The title of the book is somewhat provocative. The war is normally called the Syrian War of the Romans. It has been studied mainly from the viewpoint of the winning side. G.’s treatment of the war, however, is in the first place Seleukid history. In the Introduction, G., who has written several other books on Seleukid history, including a political biography of Seleukos Nikator and a prosopography,1 laments the modern preoccupation with the rise of the Roman Empire in the Hellenistic age and the subsequent lack of interest for the achievements of the other states of that period in their own right: ‘The study of Carthage, for example, is scarcely a central issue in ancient studies, and even Hellenistic Greece has often been relegated to an appendix of its supposedly glorious “classical” period. Into this historical dustbin the Seleukid empire is also consigned’ (p. 1). The statement is perhaps slightly overdrawn. Alexander the Great and Kleopatra VII have always managed to stay clear from the dustbin, and the past two decades have witnessed a revival of interest in Hellenistic history and culture. In particular many efforts have been made to place the empires of Alexander and the Seleukids more firmly in the context of Near Eastern history. G.’s rejection of the designation Syrian War concurs with this trend. The Roman use of ‘Syria’ as pars pro toto for the Seleukid kingdom has often distorted the modern image of that empire, the core of which was the entire Fertile Crescent of both Syria and Mesopotamia for nearly two centuries. The importance of Iran for the empire is now also recognized more often. Concentration on the Seleukid side allows G. to take a skeptical view of the two main sources for the war, the accounts in Polybios and Livy. Both are Rome-centered, the latter even overtly pro-Roman, as well as ‘perfunctory, patchy and at times distorted’. G. admits that in reaction to the bias in the sources he has bent overmuch to the Seleukid viewpoint but points out in defense that the Roman viewpoint has been studied repeatedly, the Seleukid only rarely. G.’s main purpose is therefore to shed light on the motivation and logic behind the actions of Antiochos. Of course, this does not eliminate the problem of fragmentary and pro-Roman sources and the lack of evidence from the Seleukid side, and often G. has to read between the lines or employ his imagination to show how the events looked from the other side.

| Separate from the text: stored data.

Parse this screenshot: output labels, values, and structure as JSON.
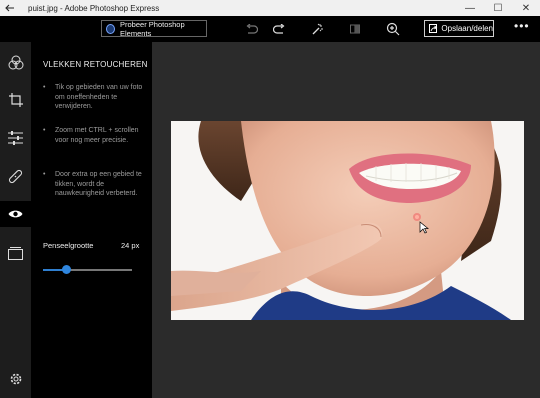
{
  "window": {
    "title": "puist.jpg - Adobe Photoshop Express",
    "back_icon": "back-arrow-icon",
    "minimize_glyph": "—",
    "maximize_glyph": "☐",
    "close_glyph": "✕"
  },
  "toolbar": {
    "promo_label": "Probeer Photoshop Elements",
    "share_label": "Opslaan/delen",
    "more_label": "•••",
    "icons": [
      "undo-icon",
      "redo-icon",
      "magic-wand-icon",
      "compare-icon",
      "zoom-in-icon"
    ]
  },
  "rail": {
    "items": [
      {
        "icon": "filters-icon",
        "active": false
      },
      {
        "icon": "crop-icon",
        "active": false
      },
      {
        "icon": "adjustments-icon",
        "active": false
      },
      {
        "icon": "bandage-icon",
        "active": false
      },
      {
        "icon": "eye-icon",
        "active": true
      },
      {
        "icon": "frame-icon",
        "active": false
      },
      {
        "icon": "settings-icon",
        "active": false
      }
    ]
  },
  "panel": {
    "title": "VLEKKEN RETOUCHEREN",
    "tips": [
      "Tik op gebieden van uw foto om oneffenheden te verwijderen.",
      "Zoom met CTRL + scrollen voor nog meer precisie.",
      "Door extra op een gebied te tikken, wordt de nauwkeurigheid verbeterd."
    ],
    "brush_label": "Penseelgrootte",
    "brush_value": "24 px",
    "brush_fraction": 0.26
  },
  "colors": {
    "accent": "#2f86de",
    "rail_bg": "#1d1d1d",
    "canvas_bg": "#2b2b2b",
    "titlebar_bg": "#f0f0f0"
  }
}
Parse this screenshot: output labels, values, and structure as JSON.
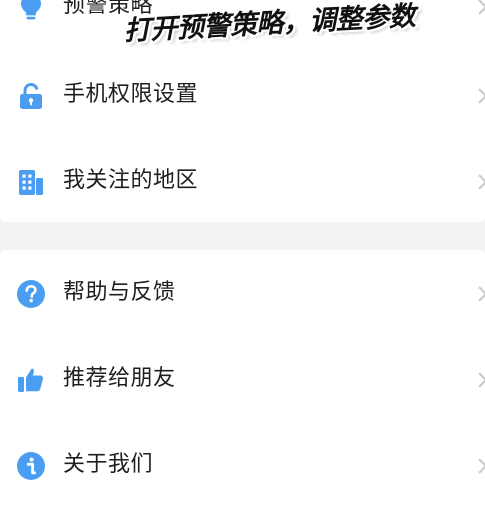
{
  "colors": {
    "icon_blue": "#4a9df0",
    "background": "#f2f3f5",
    "card": "#ffffff",
    "text": "#1f1f1f"
  },
  "caption": "打开预警策略，调整参数",
  "menu": {
    "group1": [
      {
        "label": "预警策略",
        "icon": "lightbulb-icon"
      },
      {
        "label": "手机权限设置",
        "icon": "lock-icon"
      },
      {
        "label": "我关注的地区",
        "icon": "building-icon"
      }
    ],
    "group2": [
      {
        "label": "帮助与反馈",
        "icon": "question-icon"
      },
      {
        "label": "推荐给朋友",
        "icon": "thumbs-up-icon"
      },
      {
        "label": "关于我们",
        "icon": "info-icon"
      }
    ]
  }
}
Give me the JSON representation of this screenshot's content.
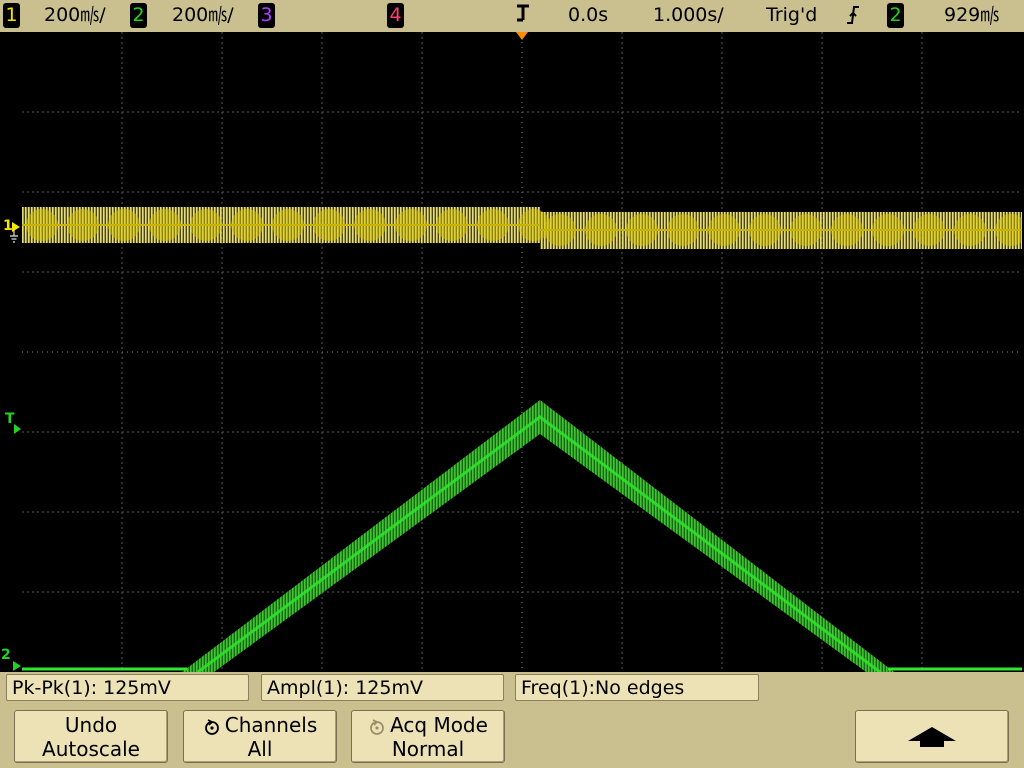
{
  "status_bar": {
    "ch1": {
      "number": "1",
      "scale": "200㎧/",
      "color": "#f5e400"
    },
    "ch2": {
      "number": "2",
      "scale": "200㎧/",
      "color": "#23d323"
    },
    "ch3": {
      "number": "3",
      "color": "#b040ff"
    },
    "ch4": {
      "number": "4",
      "color": "#ff3c78"
    },
    "delay": "0.0s",
    "timebase": "1.000s/",
    "trigger_status": "Trig'd",
    "trigger_source": "2",
    "trigger_level": "929㎧",
    "trigger_slope_icon": "rising-edge-icon",
    "delay_icon": "delay-marker-icon"
  },
  "markers": {
    "ch1_marker": "1",
    "trigger_marker": "T",
    "ch2_marker": "2"
  },
  "measurements": [
    {
      "label": "Pk-Pk(1): 125mV"
    },
    {
      "label": "Ampl(1): 125mV"
    },
    {
      "label": "Freq(1):No edges"
    }
  ],
  "softkeys": {
    "undo": {
      "line1": "Undo",
      "line2": "Autoscale"
    },
    "channels": {
      "line1": "Channels",
      "line2": "All",
      "icon": "rotate-knob-icon"
    },
    "acq_mode": {
      "line1": "Acq Mode",
      "line2": "Normal",
      "icon": "rotate-knob-icon"
    },
    "up": {
      "icon": "up-arrow-icon"
    }
  },
  "colors": {
    "ch1": "#f5e400",
    "ch2": "#23d323",
    "grid": "#555555",
    "trigger": "#ff8c00"
  }
}
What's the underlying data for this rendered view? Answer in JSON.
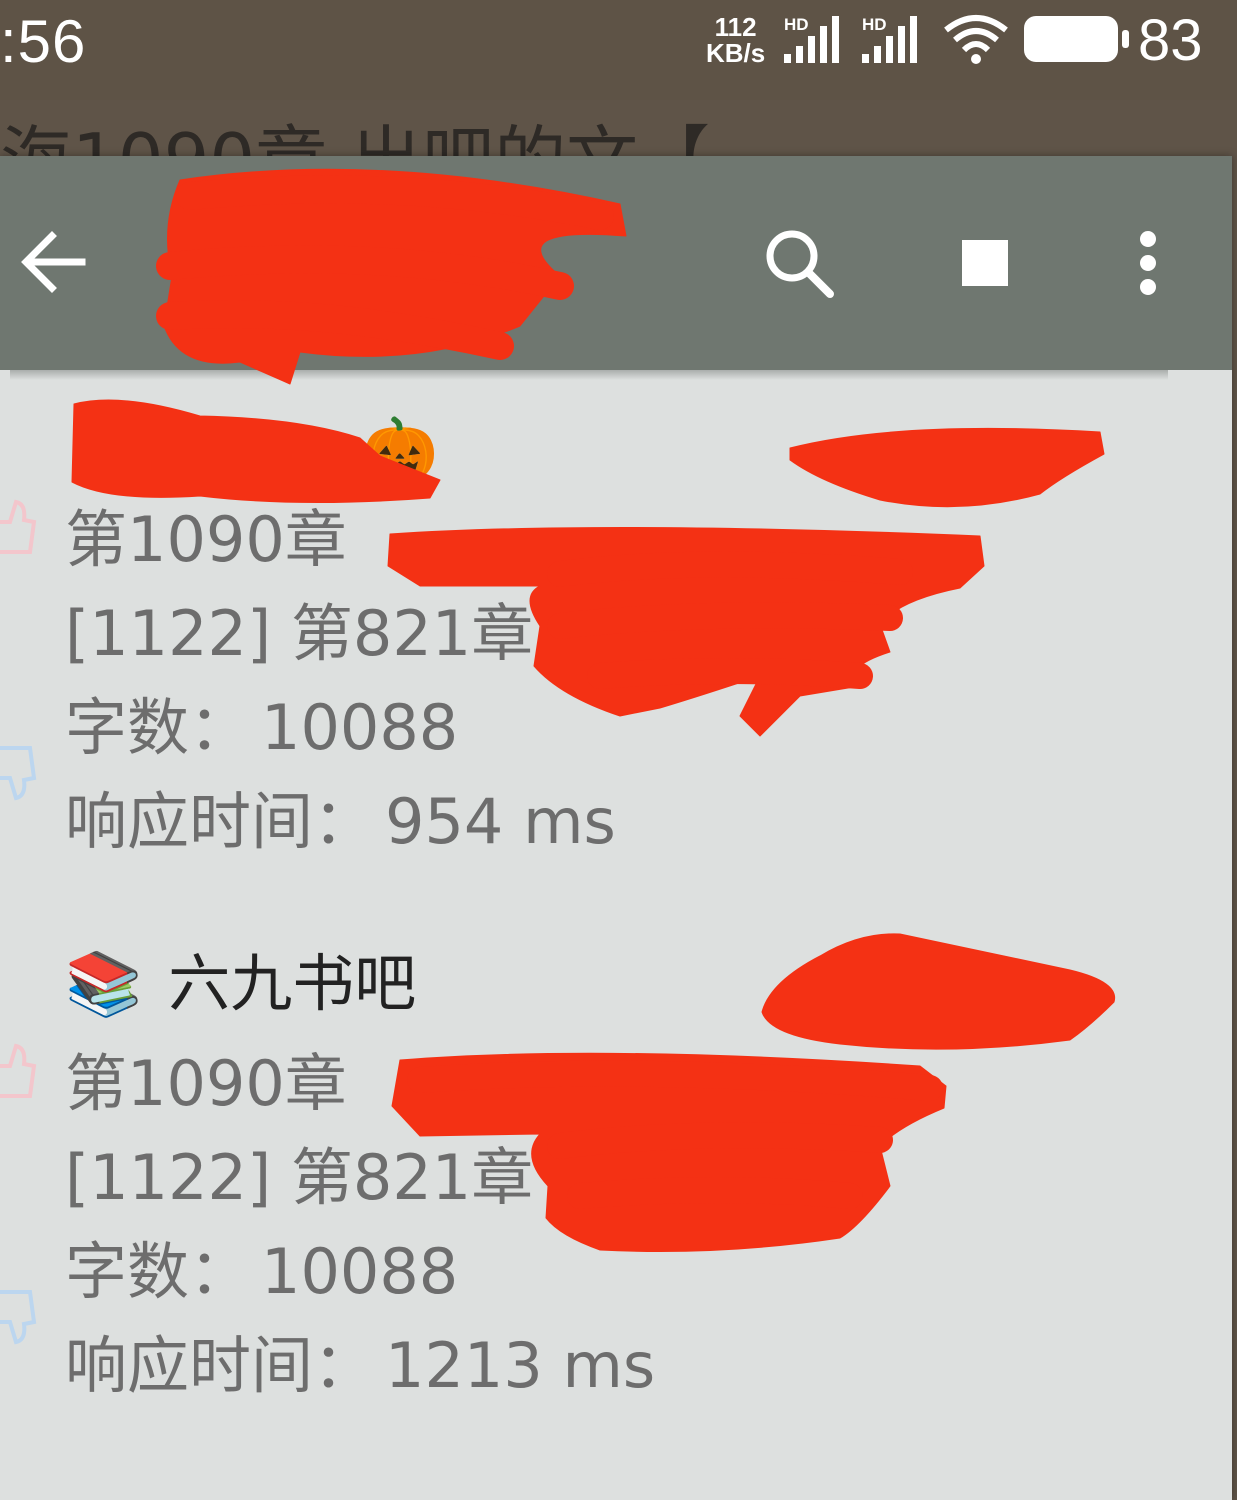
{
  "status_bar": {
    "time": ":56",
    "net_speed_value": "112",
    "net_speed_unit": "KB/s",
    "signal_1_label": "HD",
    "signal_2_label": "HD",
    "battery_level": "83",
    "icons": [
      "signal-icon",
      "signal-icon",
      "wifi-icon",
      "battery-icon"
    ]
  },
  "behind_title": "海1090章 出吧的文【",
  "toolbar": {
    "title": "",
    "icons": [
      "back-arrow-icon",
      "search-icon",
      "stop-icon",
      "more-vert-icon"
    ],
    "background": "#6f7770"
  },
  "sources": [
    {
      "emoji": "🎃",
      "name": "",
      "latest_chapter": "第1090章",
      "current_chapter": "[1122] 第821章",
      "word_count_label": "字数：",
      "word_count": "10088",
      "response_label": "响应时间：",
      "response_time": "954 ms"
    },
    {
      "emoji": "📚",
      "name": "六九书吧",
      "latest_chapter": "第1090章",
      "current_chapter": "[1122] 第821章",
      "word_count_label": "字数：",
      "word_count": "10088",
      "response_label": "响应时间：",
      "response_time": "1213 ms"
    }
  ],
  "colors": {
    "dialog_background": "#dde0df",
    "redaction": "#f43114",
    "primary_text": "#222222",
    "secondary_text": "#6d6d6d"
  }
}
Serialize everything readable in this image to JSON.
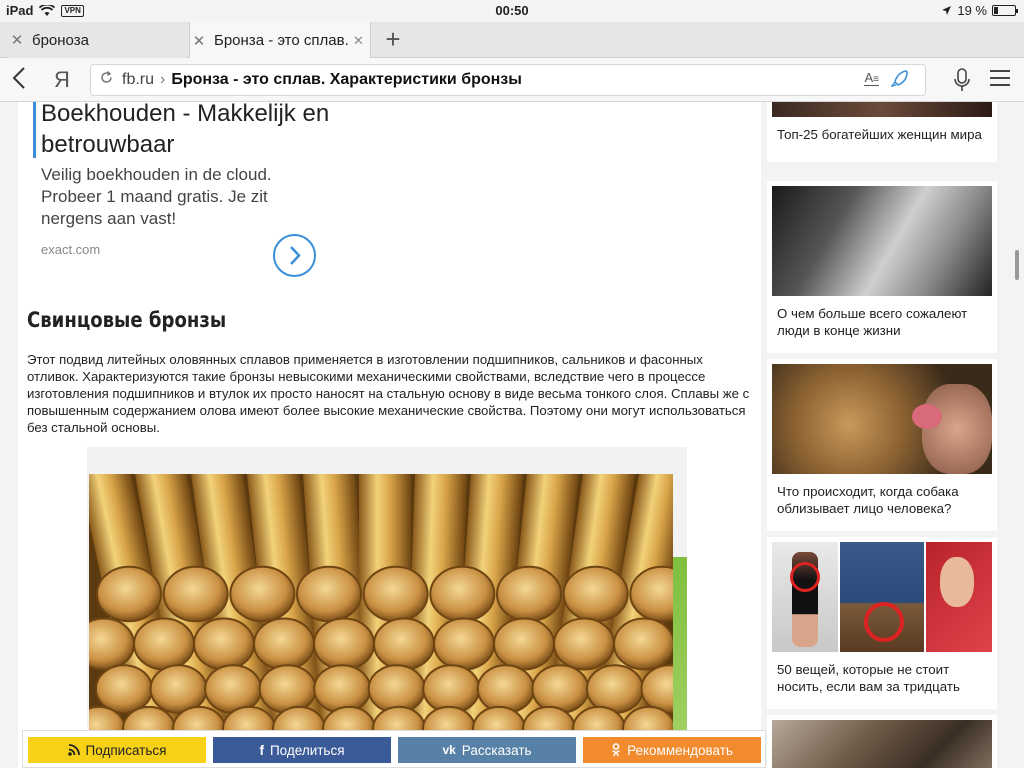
{
  "status_bar": {
    "device": "iPad",
    "vpn": "VPN",
    "time": "00:50",
    "battery": "19 %",
    "battery_level": 0.19
  },
  "tabs": [
    {
      "label": "броноза",
      "active": false
    },
    {
      "label": "Бронза - это сплав.",
      "active": true
    }
  ],
  "toolbar": {
    "yandex_logo": "Я",
    "domain": "fb.ru",
    "separator": "›",
    "page_title": "Бронза - это сплав. Характеристики бронзы",
    "reader_icon": "A̲"
  },
  "ad": {
    "title": "Boekhouden - Makkelijk en betrouwbaar",
    "description": "Veilig boekhouden in de cloud. Probeer 1 maand gratis. Je zit nergens aan vast!",
    "source": "exact.com"
  },
  "article": {
    "heading": "Свинцовые бронзы",
    "paragraph": "Этот подвид литейных оловянных сплавов применяется в изготовлении подшипников, сальников и фасонных отливок. Характеризуются такие бронзы невысокими механическими свойствами, вследствие чего в процессе изготовления подшипников и втулок их просто наносят на стальную основу в виде весьма тонкого слоя. Сплавы же с повышенным содержанием олова имеют более высокие механические свойства. Поэтому они могут использоваться без стальной основы."
  },
  "share_bar": {
    "subscribe": "Подписаться",
    "share": "Поделиться",
    "tell": "Рассказать",
    "recommend": "Рекоммендовать"
  },
  "sidebar": [
    {
      "caption": "Топ-25 богатейших женщин мира"
    },
    {
      "caption": "О чем больше всего сожалеют люди в конце жизни"
    },
    {
      "caption": "Что происходит, когда собака облизывает лицо человека?"
    },
    {
      "caption": "50 вещей, которые не стоит носить, если вам за тридцать"
    },
    {
      "caption": ""
    }
  ],
  "colors": {
    "accent": "#3a8fd8",
    "subscribe": "#f7d117",
    "facebook": "#3b5a98",
    "vk": "#5781a6",
    "ok": "#f28a2e"
  }
}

The book has been set up chronologically and is divided into seventeen chapters. Throughout the book, G. is concerned with political and, especially, diplomatic history rather than military history. Thus, detailed scrutiny of the negotiations that led to the war constitutes more than half of the book: due to some beautiful coincidence, the outbreak of the war itself takes place at page 192. Also in the part dealing with the actual war diplomacy is the predominant theme.
In Chapter 1, G. starts with an examination of possible earlier contacts between the Romans and the Seleukids. This part has a very tentative character. That diplomatic contacts took place seems self-evident, but there are no sources attesting to Seleukid-Roman relations before the second century. G. tries to make the best out of whatever (circumstantial) evidence there is. He reaches more solid ground around the year 200, when Antiochos crushed the Ptolemies at the Battle of Panion, and took control of Ptolemaic Phoenicia and Palestine. G. hypothesizes a high decree of anxiety on the side of the Romans as regards a possible Seleukid conquest of Egypt. Though this in itself is plausible enough, I believe G. overestimates Roman power in the East at this stage when he supposes that Antiochos refrained from invading Egypt under pressure of Roman envoys. Antiochos’ decision to make his next step the subjugation of the Ptolemaic cities along the coast of Asia Minor makes perfect sense without postulating Roman interference. Though the capture of the stronghold Gaza in 198 may have opened up the road to Egypt for Antiochos, as G. claims, the opposite can also be maintained, that Antiochos captured Gaza in order to protect his back, which makes it far less surprising that Antiochos ‘suddenly’ halted and turned the other way. Throughout the book this paradox remains: G. wishes to write Seleukid history, but due to his choice of subject matter — the Roman war of Antiochos the Great — and the bias in the sources his description of the events cannot be fundamentally rooted in a broader Seleukid and Near Eastern context but always relates primarily to Antiochos’ eventual collision with Rome.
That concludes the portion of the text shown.